If the forecast holds true, it looks like it is going to be another year of excessive soil moisture and possible flooding come this spring. The increased level of soil moisture has implications with regards to plant stand establishment as well as root rot and nematode infestations. Managing root rots and nematodes require taking action before planting since no in-season treatments can be done to control them. Fungicide/nematicide seed treatments provide protection against seed-borne and soil-borne pathogens and nematodes, which may interfere with seed germination or may infect the developing roots soon after germination. Seed treatments enhance plant vigor in the presence of soil/seed-borne pathogens.

For fields in low-lying areas with poor drainage or with a history of root rots, a seed treatment may be needed this year. The decision to use a given active ingredient should depend on the pathogen to be managed. Pythium and Phytophthora (water-mold pathogens) are managed with three common active ingredients: metalaxyl, mefonoxam, and oxanthiopiprolin. Common nematicides used to manage SCN: Clariva, Ilevo, Poncho Votivo, Avicata complete, Nemastrike, and Aveo EZ. Other seed and root rot pathogens can be managed with several products available on the market. For a list of products registered in South Dakota, see the Seed Treatments sections in the South Dakota Pest Management Guides.

It is important to note seed treatments do not compensate for poor seed quality. Even with seed treatments, cracked, shriveled, or poorly stored seed may still not germinate well. Use clean, disease free seed to reduce inoculum on the seed. Safety while treating and handling treated seed is important. Follow safety guidelines on the product label. Always use personal protection equipment recommended on the pesticide label and on the treated seed bag tag. Follow the label directions to know how to deal with spilled or leftover seed.

One of the effective tools in plant disease management is variety/hybrid selection. Varieties/hybrids vary in their susceptibility to plant diseases. For instance, resistance to Phytophthora is available in soybean cultivars, as well as resistance to SCN. A soybean variety with resistance to SCN may not require nematicide seed treatment provided the SCN counts in the field are not very high (<6,000 eggs/cc of soil). Resistance genes in varieties can sometimes fail to manage the pathogen due to persistent use of the same resistance gene. It is important to rotate within varieties with different resistance genes to avoid pathogen resistance from developing. For instance, soybean varieties with PI88788 resistance source should be rotated with Peking and other sources. Phytophthora resistance genes found to be more durable are Rps 2, 3a, 3b, 3c, 4, 5, 6, and those with stacked genes.

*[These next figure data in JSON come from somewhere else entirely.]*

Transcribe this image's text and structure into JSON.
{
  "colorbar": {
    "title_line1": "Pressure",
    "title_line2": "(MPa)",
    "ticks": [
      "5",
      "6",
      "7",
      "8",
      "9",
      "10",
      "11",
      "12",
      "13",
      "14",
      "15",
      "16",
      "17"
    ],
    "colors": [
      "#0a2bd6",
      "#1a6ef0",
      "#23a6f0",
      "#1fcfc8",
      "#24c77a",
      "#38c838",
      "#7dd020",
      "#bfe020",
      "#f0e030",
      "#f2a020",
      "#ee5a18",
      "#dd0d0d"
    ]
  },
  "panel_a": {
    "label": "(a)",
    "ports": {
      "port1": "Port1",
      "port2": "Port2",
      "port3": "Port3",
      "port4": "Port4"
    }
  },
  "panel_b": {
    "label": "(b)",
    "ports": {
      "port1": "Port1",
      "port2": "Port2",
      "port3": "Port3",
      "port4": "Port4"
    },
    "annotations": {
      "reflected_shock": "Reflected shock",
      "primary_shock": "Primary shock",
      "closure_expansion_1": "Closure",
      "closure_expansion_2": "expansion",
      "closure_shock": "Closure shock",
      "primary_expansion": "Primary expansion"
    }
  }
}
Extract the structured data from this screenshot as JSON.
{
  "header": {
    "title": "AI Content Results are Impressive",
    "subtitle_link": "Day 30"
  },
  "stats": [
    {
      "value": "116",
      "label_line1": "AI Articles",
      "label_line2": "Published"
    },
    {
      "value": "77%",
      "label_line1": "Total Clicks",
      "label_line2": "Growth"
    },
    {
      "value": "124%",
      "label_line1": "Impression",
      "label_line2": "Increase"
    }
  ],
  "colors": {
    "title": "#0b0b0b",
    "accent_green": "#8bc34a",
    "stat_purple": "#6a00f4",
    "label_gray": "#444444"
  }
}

Time of planting can influence the level of certain root rots in crops. Planting too early when the soil is cool (below 55 F) and wet or slow to warm-up increases the chances of seed rots and root rots caused by Pythium spp and Fusarium spp. It is recommended to delay planting to when soils are warmer and not too wet to reduce the risk of root rots developing.

Flooding can move soil within and between fields spreading soil-borne pathogens. It is therefore beneficial to carry out soil tests for various pathogens in subsequent seasons especially for the soybean cyst nematode, which is the number one pest of soybean. Testing the soil for various pathogens may aid decision making such as seed treatment and variety selection. Growers are encouraged to test their soils for SCN in order to deploy resistant varieties, if SCN is found in their fields. Testing for SCN is free of charge to South Dakota producers courtesy of the SD Soybean Research and Promotion Council.